El burro pintor.

Fábula que acaba de acontecer. Exasperados unos cuantos hombres de pluma, de pincel, de buen humor y de pésimas intenciones, de ver cómo todos los años en el salón de los Indépendants, unos cuantos sofisticadores cabelludos y unos cuantos ignorantes atrevidos, entre algunos innovadores de talento que pierden, naturalmente, con la vecindad, exponen croûtes, innominables y mamarrachos indescriptibles, ante los cuales no faltan zopencos que creen ver lo invisible y adivinar el ombligo del símbolo; aquellos hombres, digo, de pluma, de pincel, de buen humor y de pésimas intenciones, fueron a un café de Montmartre, en cuyo patio hay un burro, ataron a la cola de éste un pincel, colocaron hábilmente la tela preparada, y colazo va y colazo viene, mojado el apéndice en colores vivos y distintos, resultó un cuadro de un ultraimpresionismo capaz de hacer aullar perros de piedra. Antes habíase lanzado un manifiesto como el de los pintores amigos del poeta Marinetti. Y al asno, que se llama Lolo, se le hizo aparecer como jefe de la escuela Excesivista, con el nombre italiano de Joaquín Kafael Boronali, Boronali, Aliborón anagramado. Todo bajo el amparo de la vieja alegría gala y el patronato del cura de Meudon.

El cuadro del burro se expuso en el mentado Salón de los Independientes. Más independencia no puede seguramente haber. Charles Morice y otros varones apasionados del arte han protestado por la ocurrencia de los desenfadados. Pero las gentes han reído, y los organizadores del Salón de los Independientes han recibido una buena indicación.

Y uno de los artistas que exponen juntos con Boronali ha tenido, sin embargo, la mejor palabra risueña:

—Es verdad—ha dicho—que este año en nuestro salón hay un cuadro de un burro. Pero en los salones oficiales hay cuadros, no de uno, sino de mil burros.

Y como es quien ha reído el último, es quien ha reído mejor. Y un humorista ha puesto en boca del cuadrúpedo reflexiones como éstas:—«Puedo rebuznar; ahora he conocido la gloria... He gustado de las vanidades humanas y he encontrado que tienen menos sabor que los cardos...»

«Cuando París supo por las gacetas que el jefe de la escuela Excesivista pacía hierba sobre la butte Montmartre, las muchedumbres subieron en filas apretadas.
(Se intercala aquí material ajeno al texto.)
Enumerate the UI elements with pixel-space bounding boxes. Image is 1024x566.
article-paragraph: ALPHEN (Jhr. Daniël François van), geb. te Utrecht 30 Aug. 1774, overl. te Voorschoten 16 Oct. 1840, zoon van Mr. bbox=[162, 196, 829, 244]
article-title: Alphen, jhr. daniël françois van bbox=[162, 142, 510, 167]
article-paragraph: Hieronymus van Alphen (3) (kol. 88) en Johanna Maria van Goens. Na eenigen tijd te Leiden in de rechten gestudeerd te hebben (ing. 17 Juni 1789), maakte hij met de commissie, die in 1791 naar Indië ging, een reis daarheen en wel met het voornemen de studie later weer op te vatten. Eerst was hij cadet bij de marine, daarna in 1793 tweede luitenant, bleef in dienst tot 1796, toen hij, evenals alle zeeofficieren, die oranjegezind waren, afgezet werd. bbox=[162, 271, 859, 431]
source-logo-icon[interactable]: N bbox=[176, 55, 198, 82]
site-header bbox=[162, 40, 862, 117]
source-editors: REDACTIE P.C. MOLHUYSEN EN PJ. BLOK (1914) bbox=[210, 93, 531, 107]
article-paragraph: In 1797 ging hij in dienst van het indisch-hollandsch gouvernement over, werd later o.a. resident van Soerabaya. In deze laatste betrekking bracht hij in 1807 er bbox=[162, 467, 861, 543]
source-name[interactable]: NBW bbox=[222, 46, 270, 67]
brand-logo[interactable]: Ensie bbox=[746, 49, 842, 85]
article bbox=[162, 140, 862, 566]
Las gentes venían por centenares a admirarme. Los unos acariciaban mi flaco espinazo, los otros me ofrecían golosinas, muchos, en fin, discutían sobre pintura por la primera vez, no habiéndose ocupado nunca de pintura, almas simples, hasta que un pollino se puso a pintar con la cola. Desde luego, gracias a mi cuadro, el Salón de los Independientes, triste amontonamiento, ha conocido este año la boga y ganado admirables entradas, que no me agradece. Lo que me ha complacido sobre todo es que se han escrito al respecto cosas muy divertidas. No hay una sola gaceta, desde Le Figaro hasta L´Avenir du Sénégal y Le Moniteur des Îles Fidji, que no hayan filosofado sobre mi caso. Todo el mundo ha reído, me dicen, menos cierto periodista de un diario, quien, no habiendo comprendido, expresó palabras severas. Esto no me disgustó, pues es bueno en una fiesta contar con un hombre furioso, pues su cólera intempestiva aumenta la hilaridad de los otros. Cierto crítico ha querido compararse con Homero, cosa que me ha complacido. Otro crítico ha escrito que prefiere mi pintura a la de Turnes, cosa que me ha sorprendido. Ya sé ahora en qué consiste la pintura para muchas gentes: consiste en colocar en un cuadro, de preferencia dorado, una tela untada de colores variados. Siempre se encuentra un público que admire. Los embadurnadores que llenan el Salón des Indépendants y ahogan con sus producciones, que se podrían atribuir a geómetras dementes, las obras notables con que justamente se enorgullece esta exposición, han hecho mal en enojarse. No había entre ellos sino un asno más». Y agrega el humorista, que habiendo empezado a andar el jumento, le preguntó:

—¿A dónde vas, Boronali?

—«Voy a juntarme en la historia gloriosa de los hombres, con el caballo negro de Boulanger».

Hubiera podido agregar que con la burra de Balaam, con su colega de Turmeda, con el asno de Kant, con el de Víctor Hugo. Y, para no ir tan lejos, a la Porte-Saint-Martin, a hacer figura entre los animales de Chantecler.